A Flexible and Recyclable Polybenzoxazine Vitrimer Ionogel

Authors

Adjaoud A., Puchot L., Shaplov A.S., Verge P.

Reference

Chemistry of Materials, vol. 37, n° 20, pp. 8345-8355, 2025

Description

Ionogels, an emerging class of solid polymer electrolytes (SPEs), break ground in the field of soft electronics combining ionic conductivity with the mechanical resilience of elastomeric polymer networks. To support the integration of ionogels into the next generation of flexible electronics devices, recent research efforts showcased the potential of covalent adaptable networks (CANs) to prolong their operational lifetime.
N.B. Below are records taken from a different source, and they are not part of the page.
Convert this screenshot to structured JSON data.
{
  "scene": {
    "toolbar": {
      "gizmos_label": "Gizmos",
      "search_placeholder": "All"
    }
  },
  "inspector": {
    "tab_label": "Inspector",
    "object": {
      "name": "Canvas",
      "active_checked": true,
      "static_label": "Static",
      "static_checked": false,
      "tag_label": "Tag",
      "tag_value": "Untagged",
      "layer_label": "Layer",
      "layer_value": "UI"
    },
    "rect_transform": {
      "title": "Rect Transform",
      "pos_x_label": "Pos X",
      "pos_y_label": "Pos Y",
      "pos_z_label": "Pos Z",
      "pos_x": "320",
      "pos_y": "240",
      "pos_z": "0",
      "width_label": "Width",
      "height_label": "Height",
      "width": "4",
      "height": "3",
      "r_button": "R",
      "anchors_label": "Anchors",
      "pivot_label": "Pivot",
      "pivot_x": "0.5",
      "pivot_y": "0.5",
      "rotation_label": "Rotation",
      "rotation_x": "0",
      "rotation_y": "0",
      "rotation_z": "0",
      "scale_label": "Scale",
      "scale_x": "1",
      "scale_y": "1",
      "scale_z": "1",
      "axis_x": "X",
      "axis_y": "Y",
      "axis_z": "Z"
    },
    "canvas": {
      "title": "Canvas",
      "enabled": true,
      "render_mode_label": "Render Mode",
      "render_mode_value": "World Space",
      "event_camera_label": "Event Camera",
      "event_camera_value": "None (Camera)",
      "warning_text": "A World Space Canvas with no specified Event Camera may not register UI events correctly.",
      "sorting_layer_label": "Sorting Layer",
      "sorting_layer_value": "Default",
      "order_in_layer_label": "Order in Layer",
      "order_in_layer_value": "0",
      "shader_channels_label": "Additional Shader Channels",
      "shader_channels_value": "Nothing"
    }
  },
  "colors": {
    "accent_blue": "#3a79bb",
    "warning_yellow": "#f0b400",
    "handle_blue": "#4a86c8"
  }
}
In this study, we present the design of a flexible and recyclable ionogel based on a stretchable polybenzoxazine vitrimer containing dynamic ester bonds. Ionic conductivity is imparted by swelling the vitrimer matrix with an ionic liquid (IL), 1-ethyl-3-methylimidazolium bis(trifluoromethanesulfonyl)imide ([EMIm]TFSI) at various swelling ratios (from 50 to 150 wt.%). The influence of [EMIm]TFSI uptake on the ionogel properties has been investigated with ionic conductivities in the range of 0.1 to 2 mS·cm^–1and α-mechanical relaxation temperatures ranging from −31 to −58 °C. The advantages of vitrimer chemistry through internally catalyzed transesterification reactions were highlighted by their stress relaxation as short as 10 s at 170 °C, enabling fast mechanical reprocessing. At low IL content, recycled vitrimer ionogels retain identical ionic, thermal, mechanical, and dynamic properties over multiple reprocessing cycles, showcasing excellent compatibility between the cross-linked network and the ionic species. Finally, the vitrimer ionogel was successfully incorporated into the design of an electrostimulated actuator, illustrating its potential to serve as a sustainable and high-performance material for advanced soft electronic applications.

Link

doi:10.1021/acs.chemmater.5c02037